Обсуждать конкретные националистические идеологии построения как самостоятельные интеллектуальные построения, действительно, имеет мало смысла – об этом, на мой взгляд, и говорил Геллнер: в отличие от философских концепций, они обладают смыслом исключительно в своем месте и своем времени – к ним не применимы характеристики истинности или ложности, подобно тому, как бессмысленно спрашивать об истинности или ложности суждения «поди свари кофе». Речь идет о том, работают ли эти построения, производят ли эти идейные комплексы эффект – и насколько он соответствует тому, который задумывался.
И тем не менее – вопреки ранее сказанному – интеллектуальная история национализма имеет свой смысл, причем весьма разнообразный. Первый аспект самоочевиден – эта история является составной частью истории общественной мысли конкретной эпохи, без знания ее остается не вполне понятной, например, история культуры – так, вне националистического контекста как само образование «могучей кучки», так и история создания и восприятия «Хованщины» или «Князя Игоря» остаются по меньшей мере неполными. Если сами националистические построения и не имеют особенного интеллектуального интереса, то их конкретные воплощения таковой безусловно представляют – националистическое значение может быть и способом легитимации для конкретных интеллектуальных проектов и культурных практик, и, напротив, явиться орудием критики, аргументом, направленным против них, – как споры о художественном значении и культурном масштабе творчества Тараса Шевченко, ведшиеся во второй половине XIX в. и звучащие сейчас, чаще всего имеют слабое отношение к поэзии как таковой.
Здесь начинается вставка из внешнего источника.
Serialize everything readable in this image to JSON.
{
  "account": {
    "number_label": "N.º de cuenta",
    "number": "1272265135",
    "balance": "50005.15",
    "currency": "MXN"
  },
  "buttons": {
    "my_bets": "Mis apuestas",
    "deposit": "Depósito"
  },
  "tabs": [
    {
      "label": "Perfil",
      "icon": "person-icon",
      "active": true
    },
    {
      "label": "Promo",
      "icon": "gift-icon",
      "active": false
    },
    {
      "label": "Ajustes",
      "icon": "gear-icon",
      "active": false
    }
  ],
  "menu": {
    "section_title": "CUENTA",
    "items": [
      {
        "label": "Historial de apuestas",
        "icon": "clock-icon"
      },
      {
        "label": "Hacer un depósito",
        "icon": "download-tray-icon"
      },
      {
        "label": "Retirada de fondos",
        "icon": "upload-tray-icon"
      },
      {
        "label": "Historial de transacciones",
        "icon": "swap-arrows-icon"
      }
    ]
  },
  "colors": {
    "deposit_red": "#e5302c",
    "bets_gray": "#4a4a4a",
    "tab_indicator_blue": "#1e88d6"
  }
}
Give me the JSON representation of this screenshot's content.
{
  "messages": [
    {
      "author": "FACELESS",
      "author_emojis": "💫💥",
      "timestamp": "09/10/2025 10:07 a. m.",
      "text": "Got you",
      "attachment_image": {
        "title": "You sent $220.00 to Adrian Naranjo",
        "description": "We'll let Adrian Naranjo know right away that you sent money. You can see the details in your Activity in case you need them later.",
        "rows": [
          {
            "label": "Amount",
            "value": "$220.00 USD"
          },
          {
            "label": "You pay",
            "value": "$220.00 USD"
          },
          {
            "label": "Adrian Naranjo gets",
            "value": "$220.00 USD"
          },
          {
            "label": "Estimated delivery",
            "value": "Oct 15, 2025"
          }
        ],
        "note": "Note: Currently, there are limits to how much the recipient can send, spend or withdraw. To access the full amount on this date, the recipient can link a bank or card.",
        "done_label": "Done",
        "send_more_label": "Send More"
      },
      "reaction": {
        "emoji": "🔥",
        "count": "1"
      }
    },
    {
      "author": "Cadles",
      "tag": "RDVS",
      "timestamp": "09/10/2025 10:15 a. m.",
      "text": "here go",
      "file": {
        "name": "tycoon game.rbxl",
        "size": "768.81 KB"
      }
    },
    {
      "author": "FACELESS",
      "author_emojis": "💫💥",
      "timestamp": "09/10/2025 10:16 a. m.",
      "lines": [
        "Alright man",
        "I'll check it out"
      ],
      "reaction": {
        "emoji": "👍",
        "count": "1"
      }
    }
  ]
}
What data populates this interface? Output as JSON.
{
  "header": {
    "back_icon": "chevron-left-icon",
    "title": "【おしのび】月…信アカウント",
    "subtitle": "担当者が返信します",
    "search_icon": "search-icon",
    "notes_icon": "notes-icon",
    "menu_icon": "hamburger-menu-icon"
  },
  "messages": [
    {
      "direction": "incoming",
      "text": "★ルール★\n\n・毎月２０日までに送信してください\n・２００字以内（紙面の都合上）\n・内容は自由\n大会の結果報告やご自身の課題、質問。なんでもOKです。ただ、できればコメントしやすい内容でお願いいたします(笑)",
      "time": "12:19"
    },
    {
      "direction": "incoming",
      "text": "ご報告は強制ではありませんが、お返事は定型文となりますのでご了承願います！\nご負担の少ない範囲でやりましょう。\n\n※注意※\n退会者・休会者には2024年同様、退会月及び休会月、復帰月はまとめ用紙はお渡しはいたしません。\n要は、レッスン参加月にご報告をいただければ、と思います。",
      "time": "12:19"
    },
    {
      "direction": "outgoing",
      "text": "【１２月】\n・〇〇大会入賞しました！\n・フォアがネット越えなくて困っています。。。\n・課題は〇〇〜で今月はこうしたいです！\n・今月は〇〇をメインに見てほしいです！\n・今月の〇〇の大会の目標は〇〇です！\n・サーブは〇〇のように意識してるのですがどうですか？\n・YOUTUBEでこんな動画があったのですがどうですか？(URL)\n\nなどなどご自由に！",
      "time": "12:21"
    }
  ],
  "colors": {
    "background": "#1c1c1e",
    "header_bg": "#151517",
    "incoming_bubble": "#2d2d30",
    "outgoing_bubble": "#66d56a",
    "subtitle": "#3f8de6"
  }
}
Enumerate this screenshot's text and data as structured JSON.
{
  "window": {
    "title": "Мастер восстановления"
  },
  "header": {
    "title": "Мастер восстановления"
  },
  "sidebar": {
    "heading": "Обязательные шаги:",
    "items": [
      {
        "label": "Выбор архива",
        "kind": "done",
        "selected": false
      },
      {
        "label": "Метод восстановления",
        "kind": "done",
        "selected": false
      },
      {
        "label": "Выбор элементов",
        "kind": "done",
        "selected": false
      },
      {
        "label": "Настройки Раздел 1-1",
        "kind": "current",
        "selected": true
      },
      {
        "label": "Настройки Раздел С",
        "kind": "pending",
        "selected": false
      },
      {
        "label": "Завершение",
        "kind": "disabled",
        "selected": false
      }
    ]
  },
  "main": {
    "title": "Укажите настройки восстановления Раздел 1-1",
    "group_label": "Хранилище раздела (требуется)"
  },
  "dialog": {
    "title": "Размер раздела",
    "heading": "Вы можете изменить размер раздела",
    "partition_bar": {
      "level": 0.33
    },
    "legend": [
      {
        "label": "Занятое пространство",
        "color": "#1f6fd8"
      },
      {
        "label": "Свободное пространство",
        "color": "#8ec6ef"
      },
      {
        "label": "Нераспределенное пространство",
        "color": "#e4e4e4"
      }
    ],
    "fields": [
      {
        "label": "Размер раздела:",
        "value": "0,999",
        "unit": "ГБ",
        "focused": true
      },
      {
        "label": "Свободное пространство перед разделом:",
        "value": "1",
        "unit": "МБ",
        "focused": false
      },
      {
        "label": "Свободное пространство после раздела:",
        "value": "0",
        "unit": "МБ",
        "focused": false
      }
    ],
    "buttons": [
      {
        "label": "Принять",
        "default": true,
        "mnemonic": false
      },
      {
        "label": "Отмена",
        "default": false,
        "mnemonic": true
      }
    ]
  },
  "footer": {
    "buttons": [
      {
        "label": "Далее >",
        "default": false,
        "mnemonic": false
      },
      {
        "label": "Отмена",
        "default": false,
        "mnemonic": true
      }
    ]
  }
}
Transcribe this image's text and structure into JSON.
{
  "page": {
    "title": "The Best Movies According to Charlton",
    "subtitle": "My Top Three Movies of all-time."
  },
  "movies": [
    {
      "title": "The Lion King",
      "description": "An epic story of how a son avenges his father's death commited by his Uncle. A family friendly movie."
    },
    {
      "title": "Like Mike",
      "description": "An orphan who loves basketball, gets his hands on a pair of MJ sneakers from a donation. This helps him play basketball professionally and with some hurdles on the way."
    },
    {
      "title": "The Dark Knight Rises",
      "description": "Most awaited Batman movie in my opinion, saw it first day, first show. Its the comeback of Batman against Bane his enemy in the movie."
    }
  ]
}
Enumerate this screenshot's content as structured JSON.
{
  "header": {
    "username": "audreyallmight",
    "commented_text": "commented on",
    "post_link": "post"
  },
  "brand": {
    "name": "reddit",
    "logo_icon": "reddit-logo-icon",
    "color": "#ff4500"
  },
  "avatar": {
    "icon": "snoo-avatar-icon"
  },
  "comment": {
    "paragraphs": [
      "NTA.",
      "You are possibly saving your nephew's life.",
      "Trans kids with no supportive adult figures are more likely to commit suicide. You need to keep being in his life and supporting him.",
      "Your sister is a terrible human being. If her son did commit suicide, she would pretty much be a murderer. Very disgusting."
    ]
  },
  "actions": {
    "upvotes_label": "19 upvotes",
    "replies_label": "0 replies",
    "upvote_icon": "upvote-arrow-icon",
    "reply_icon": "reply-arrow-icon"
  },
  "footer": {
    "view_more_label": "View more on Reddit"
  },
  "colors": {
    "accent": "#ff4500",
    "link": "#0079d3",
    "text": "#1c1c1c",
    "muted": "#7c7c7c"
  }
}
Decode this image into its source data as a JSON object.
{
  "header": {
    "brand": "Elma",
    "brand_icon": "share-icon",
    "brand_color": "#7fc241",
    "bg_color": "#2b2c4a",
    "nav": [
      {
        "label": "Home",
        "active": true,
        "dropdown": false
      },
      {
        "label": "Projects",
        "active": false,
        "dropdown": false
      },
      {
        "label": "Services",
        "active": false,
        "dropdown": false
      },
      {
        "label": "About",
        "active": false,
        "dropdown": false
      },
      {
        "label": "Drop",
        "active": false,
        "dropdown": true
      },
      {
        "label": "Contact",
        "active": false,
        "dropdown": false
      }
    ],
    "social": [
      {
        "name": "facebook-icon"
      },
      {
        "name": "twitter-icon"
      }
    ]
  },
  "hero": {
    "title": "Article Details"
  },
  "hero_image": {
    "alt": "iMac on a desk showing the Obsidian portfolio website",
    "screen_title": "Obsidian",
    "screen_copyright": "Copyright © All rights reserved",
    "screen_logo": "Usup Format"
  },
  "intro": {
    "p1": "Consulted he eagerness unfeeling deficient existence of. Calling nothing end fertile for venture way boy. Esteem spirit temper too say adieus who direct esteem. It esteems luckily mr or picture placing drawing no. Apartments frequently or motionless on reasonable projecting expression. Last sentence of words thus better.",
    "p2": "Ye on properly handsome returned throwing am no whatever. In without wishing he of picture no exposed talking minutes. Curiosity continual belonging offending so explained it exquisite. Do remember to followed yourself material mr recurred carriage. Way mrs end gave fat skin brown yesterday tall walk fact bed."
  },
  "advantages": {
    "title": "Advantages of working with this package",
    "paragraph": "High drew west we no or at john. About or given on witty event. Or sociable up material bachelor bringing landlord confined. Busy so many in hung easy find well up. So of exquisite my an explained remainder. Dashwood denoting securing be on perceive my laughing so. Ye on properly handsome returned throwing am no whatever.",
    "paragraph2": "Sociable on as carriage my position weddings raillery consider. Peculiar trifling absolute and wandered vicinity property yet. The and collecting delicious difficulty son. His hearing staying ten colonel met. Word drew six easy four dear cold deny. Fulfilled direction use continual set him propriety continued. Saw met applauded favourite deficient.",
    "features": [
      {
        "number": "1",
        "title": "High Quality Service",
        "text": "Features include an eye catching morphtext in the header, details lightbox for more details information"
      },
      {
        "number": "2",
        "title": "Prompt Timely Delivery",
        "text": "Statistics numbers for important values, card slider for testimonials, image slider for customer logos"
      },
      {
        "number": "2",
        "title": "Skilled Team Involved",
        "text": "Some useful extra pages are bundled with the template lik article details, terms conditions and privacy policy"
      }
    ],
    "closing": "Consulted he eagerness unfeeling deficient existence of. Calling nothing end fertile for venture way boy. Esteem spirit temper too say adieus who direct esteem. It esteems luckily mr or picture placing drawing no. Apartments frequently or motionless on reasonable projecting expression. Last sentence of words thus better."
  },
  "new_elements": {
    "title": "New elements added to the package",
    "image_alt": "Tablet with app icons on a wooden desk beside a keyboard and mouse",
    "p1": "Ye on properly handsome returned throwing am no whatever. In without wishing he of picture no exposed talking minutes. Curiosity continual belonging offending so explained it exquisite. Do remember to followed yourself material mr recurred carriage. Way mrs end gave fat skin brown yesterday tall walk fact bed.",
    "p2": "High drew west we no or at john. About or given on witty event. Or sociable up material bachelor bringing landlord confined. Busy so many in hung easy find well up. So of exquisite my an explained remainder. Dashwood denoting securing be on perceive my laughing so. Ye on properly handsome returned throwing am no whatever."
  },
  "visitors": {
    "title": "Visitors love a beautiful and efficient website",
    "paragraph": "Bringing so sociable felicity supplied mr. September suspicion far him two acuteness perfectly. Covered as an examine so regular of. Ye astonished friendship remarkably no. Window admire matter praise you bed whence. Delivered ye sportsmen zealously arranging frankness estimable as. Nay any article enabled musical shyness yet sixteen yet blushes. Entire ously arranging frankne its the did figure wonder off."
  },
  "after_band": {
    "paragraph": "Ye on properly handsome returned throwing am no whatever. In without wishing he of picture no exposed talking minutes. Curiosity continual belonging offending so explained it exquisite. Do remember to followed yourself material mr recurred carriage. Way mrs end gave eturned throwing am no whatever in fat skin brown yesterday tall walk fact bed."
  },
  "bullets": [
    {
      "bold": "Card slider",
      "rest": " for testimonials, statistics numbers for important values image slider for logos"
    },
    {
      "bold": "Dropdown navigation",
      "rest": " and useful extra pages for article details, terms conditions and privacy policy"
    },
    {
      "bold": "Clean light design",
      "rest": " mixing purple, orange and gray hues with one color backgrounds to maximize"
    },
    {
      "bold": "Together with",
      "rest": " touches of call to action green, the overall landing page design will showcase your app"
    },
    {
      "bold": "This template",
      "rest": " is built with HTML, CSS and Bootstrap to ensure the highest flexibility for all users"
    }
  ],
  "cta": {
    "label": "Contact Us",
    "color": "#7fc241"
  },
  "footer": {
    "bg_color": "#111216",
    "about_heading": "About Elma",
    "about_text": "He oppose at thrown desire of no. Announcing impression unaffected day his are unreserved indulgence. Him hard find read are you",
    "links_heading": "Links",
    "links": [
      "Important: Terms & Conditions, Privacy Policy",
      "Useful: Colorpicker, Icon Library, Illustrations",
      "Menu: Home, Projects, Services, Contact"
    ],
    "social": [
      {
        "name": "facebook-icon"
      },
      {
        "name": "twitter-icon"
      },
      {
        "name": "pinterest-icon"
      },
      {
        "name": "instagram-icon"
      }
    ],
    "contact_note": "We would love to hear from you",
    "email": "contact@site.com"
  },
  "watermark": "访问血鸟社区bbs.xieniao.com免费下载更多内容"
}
Второй аспект заключается в том, что всякая идеологическая конструкция имеет свои границы – во-первых, это границы «видимого», того, что фиксируется и что позволяет она фиксировать, какие различия производит и, напротив, что выступает в качестве неразличимого. Иными словами, идеология – это язык описания реальности и в качестве такового она влияет не только на всех участников идеологического взаимодействия: идеолог сам оказывается подвластен своей идеологии.
Из этого следует, во-вторых, что идеологическая конструкция определяет до известной степени и возможность действия – независимо от того, насколько инструментально к ней относятся сами идеологи. Так, например, коммунистическая идеология не стала препятствием для заключения договора между Советским Союзом и Третьим Рейхом на исходе августа 1939 г., но внезапный союз стал проблемой, например, не только для международного коммунистического движения, но и внутри Советского Союза – растерянность, непонимание происходящего, затруднение в перестройке аргументации, попытка сохранить привычную идеологическую картину в новых условиях и создать некоторые компромиссные объяснения происходящего были повсеместны.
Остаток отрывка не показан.